With the suspension lift, what modifications may have been done to the
drive shaft ect.. to compensate for the greater angle between ends of
the drive shaft?
thanks for the jeep 101 tutorials
*******No, although that would be benficial. Wheel offset is to correct
interference issues and is usually more critical for the steering axle. The
correct offset, even a 1/4" may make the difference in rubbing a control arm
when turning or ripping a fender flare off when the suspension is fully
compressed.
Just one more quick quick question...
With the suspension lift, what modifications may have been done to the
drive shaft ect.. to compensate for the greater angle between ends of
the drive shaft?
*******The driveshaft angle must be correct or the result is vibration. This
occurs when the universal joints have different angles. When the driveshaft
spins on an angle, the bottom of the joint is actually turning at a
different speed than the top of the joint. When the output shaft (transfer
case) and input shaft (rear end) are aligned correctly, they off-set
eachother and eliminate vibration. With a regular driveshaft, you DO NOT
want the ends pointing at eachother, you want them parallel to eachother.
At extreme angles like those found on a lifted TJ, not only do you need a
way to compensate for high angle, you need a longer driveshaft and a method
for preventing the driveshaft from disconnecting at the slip yoke on the
transfercase due to increased suspension travel. This is when you install a
"slip yoke eliminator" (SYE) and a "double cardon" or "constant velocity"
(CV) driveshaft.
By eliminating the slip yoke from the transfer case, you need an extendable
driveshaft. The driveshaft must extend when suspension extends and contract
when the suspension compresses. The slip yoke is built into the driveshaft.
A double cardon or CV joint on the driveshaft solves the angle issue. When
you install it, you aim the rear end yoke at the transfer case yoke. To
visualize, the front of the driveshaft bends down from the transfer case
yoke via 2 universal joints that compensate for eachother and runs inline
the rest of the way into the rear end.
See here: http://tinyurl.com/5x9yo
-Brian
Any lift raises your center of gravity. With a total of 4" lift, I
would avoid sudden swerves as you are more likely to roll a lifted
vehicle then an unlifted vehicle.
Be aware of this when you drive and you will be fine.
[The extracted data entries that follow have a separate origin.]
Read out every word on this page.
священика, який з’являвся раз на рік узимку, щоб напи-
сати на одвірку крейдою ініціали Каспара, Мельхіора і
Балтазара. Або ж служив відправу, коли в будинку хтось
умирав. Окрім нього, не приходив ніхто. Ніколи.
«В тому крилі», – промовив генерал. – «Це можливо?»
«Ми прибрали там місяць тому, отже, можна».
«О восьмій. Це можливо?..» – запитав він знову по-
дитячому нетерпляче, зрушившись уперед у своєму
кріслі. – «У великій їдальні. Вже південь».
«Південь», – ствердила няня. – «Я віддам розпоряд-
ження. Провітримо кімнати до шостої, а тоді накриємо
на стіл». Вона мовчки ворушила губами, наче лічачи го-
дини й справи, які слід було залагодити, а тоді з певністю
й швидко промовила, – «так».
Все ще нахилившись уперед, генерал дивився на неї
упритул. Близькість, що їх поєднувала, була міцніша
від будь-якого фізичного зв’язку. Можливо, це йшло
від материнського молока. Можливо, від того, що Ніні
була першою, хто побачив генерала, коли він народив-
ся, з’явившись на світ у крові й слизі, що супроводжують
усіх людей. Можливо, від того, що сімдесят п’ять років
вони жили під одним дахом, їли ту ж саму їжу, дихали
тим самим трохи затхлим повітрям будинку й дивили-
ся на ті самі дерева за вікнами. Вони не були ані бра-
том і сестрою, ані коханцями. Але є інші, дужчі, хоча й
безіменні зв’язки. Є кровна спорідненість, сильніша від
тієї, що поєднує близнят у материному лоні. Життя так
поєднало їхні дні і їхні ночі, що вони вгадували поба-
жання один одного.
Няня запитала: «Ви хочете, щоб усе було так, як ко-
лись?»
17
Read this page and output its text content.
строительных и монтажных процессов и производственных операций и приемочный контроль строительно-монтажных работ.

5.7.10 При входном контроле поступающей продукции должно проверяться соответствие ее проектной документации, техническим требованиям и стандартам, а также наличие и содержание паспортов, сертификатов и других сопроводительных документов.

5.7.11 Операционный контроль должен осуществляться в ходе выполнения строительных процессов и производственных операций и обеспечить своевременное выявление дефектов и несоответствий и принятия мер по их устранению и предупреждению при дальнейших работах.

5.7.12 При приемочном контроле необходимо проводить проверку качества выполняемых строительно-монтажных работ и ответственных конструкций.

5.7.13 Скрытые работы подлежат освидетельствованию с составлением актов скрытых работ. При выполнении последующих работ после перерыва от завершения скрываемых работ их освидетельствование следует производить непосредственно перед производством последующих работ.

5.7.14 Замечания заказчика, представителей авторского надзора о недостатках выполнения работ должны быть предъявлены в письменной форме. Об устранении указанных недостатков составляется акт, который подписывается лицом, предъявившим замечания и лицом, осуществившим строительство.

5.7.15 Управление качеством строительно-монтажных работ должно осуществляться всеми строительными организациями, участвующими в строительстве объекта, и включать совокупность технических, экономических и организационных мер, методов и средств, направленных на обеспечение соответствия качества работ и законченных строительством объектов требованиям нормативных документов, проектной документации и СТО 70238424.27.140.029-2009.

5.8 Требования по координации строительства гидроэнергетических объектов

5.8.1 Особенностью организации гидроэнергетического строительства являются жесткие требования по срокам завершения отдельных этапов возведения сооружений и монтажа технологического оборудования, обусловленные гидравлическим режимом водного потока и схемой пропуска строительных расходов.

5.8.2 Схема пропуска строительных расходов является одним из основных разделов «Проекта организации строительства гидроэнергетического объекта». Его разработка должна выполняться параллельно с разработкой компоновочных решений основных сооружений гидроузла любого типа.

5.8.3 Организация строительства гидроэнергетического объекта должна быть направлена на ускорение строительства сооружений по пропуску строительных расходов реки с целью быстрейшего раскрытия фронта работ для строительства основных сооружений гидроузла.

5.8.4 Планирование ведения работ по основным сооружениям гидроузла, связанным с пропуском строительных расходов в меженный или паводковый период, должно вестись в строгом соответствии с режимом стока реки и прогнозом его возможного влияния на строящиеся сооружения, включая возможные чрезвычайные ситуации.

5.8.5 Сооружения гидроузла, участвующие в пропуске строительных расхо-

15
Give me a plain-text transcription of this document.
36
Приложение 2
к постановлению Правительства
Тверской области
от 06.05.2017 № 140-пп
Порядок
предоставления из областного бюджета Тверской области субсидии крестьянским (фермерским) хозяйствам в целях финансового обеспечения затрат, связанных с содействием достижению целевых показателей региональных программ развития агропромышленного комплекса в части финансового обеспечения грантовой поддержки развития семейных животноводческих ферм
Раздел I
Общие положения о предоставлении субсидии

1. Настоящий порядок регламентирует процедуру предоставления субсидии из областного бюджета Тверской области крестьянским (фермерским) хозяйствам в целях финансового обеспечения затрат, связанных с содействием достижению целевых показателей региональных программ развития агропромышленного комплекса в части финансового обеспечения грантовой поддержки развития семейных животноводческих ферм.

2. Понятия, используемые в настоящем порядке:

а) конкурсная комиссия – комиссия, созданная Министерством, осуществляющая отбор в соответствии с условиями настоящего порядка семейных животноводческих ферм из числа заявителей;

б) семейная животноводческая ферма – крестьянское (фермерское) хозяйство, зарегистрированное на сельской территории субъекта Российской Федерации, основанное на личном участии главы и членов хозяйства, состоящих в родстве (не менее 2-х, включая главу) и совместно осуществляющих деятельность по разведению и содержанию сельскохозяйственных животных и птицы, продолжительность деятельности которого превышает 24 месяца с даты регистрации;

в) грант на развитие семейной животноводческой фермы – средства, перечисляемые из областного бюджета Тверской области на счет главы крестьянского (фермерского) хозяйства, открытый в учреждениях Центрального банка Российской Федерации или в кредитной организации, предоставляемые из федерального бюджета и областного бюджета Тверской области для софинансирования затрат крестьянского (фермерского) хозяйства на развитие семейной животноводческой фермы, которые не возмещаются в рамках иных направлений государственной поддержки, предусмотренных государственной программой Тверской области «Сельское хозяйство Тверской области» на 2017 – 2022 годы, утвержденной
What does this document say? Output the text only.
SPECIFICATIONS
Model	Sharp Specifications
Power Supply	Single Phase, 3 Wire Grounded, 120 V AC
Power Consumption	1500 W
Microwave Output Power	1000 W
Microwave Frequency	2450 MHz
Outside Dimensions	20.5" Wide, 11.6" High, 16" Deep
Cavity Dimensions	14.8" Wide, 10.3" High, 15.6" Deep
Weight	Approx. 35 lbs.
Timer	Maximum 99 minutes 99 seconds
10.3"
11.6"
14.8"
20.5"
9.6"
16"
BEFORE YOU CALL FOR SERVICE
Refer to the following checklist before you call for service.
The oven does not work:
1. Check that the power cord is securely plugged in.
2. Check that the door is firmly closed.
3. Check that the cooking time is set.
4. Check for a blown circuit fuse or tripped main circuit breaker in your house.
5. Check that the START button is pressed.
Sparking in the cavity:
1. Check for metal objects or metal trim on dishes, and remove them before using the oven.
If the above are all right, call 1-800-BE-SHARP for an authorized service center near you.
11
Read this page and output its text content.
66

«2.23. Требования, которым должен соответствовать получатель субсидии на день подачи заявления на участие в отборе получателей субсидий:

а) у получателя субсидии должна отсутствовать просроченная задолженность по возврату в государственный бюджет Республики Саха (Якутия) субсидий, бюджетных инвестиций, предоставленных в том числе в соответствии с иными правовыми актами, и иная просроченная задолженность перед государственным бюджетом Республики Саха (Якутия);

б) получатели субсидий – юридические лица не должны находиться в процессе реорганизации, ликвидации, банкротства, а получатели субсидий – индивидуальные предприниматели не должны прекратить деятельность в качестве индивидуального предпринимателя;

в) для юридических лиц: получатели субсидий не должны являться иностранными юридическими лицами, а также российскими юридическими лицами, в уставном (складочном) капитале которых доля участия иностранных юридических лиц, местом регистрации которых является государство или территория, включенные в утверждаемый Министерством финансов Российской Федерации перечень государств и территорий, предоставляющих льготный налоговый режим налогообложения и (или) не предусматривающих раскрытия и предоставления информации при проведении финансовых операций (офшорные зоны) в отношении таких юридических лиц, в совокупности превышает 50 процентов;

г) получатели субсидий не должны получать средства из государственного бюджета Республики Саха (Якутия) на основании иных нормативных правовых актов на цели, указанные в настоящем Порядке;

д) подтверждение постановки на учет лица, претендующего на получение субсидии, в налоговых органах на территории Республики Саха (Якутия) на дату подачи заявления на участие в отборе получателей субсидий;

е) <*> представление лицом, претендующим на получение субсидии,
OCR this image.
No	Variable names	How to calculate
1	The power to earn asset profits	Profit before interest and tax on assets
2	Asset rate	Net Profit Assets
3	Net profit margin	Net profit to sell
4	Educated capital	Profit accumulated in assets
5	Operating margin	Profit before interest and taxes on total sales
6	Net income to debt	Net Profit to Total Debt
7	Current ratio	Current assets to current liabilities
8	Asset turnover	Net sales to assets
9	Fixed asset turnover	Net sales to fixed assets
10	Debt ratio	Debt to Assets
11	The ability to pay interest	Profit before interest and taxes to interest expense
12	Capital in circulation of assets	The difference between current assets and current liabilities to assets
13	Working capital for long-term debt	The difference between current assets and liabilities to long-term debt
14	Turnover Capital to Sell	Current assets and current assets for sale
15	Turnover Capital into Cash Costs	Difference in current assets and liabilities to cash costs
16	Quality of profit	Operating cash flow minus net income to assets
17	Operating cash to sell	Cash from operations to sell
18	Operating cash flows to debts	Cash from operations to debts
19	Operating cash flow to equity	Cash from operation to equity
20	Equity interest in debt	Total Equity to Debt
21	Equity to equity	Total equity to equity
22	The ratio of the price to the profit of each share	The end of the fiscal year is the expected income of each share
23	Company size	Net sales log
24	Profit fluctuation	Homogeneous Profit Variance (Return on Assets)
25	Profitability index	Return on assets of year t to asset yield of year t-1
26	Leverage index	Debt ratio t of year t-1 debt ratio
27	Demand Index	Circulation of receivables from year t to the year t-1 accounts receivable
A 1" body lift does not create any real problems.
It is not high enough to force you to bend the shift levers or
relocate the radiator. It does allow more crap to enter your engine
compartment since there is now a gap between rail & fender.
Some gas tank upgrades use this added space to give you a larger tank
or your tank is also raised to make room for a rockshield
Your fuel mileage will take a hit. Probably from the increased
turbulence.
A 0.5" shackle lift is not enough to cause any problems and is a very
safe upgrade.
A 2.5" suspension lift is the best & safest way to get the height but
with comes a much stiffer ride.
It's a sweet but hard riding combination to get you 3" of 'safe' lift.
In either event, your fuel mileage also takes a hit.
Drive-train Modifications:
Problem here is that with a 3" lift, your axle's pinion yoke no longer
points at the transfer case and has to be adjusted by adding shims to
where the spring is clamped to the axle. With the wrong angle, you
will go through lots of U-joints. Sometimes the transfer case is
shimmed as well.
If you are looking to reverse your suspension lift, you will have to
reshim your axles. It's probably not necessary if you are only
reversing the {small) shackle lift and not at all for reversing your
body lift. This is pretty cheap if you have the tools.
You may also have to replace all your flexible brake lines as they
will now be too long. You will probably also have to change some
steering components such as the pinion arm.
Another drive-train modification that I would assume was done to your
jeep to enable it to run the 35" tires that your lift allows, was to
change the ratio in your axles.
What this means is that when you go back to smaller tires (as you must
after dropping it) you will find your engine running at a much higher
rpm to keep your speed up.
This is big bucks and involves regearing your axles.
Your speedometer will also read that you are going too fast and will
need a new gear. This is real cheap. (relatively speaking)
My suggestion to you is rather then dropping your jeep, is to leave
the lift alone and invest in a cheap set of rims & tires, more on the
original size, to get you through the summer & live with the higher
rpm's and incorrect speedometer.
If you think that small tires on a lifted vehicle are unacceptable,
then consider getting as narrow a tire as you can while keeping the
height. e.g. BFG 33 x 9" AT
An alternative solution might be to just get rid of the body lift and
run 32 or 33's. Your mileage will go up and you won't have to change
much more then a speedo gear.
Big tires are expensive to buy, they wear fast and your gas mileage
takes a hit from the larger profile. Steering components wear faster
from their heavier weight. Best to avoid commuting on them.
Have you considered parking the jeep & buying an old Geo for the
commute? It'll probably work out cheaper and you can sell it after.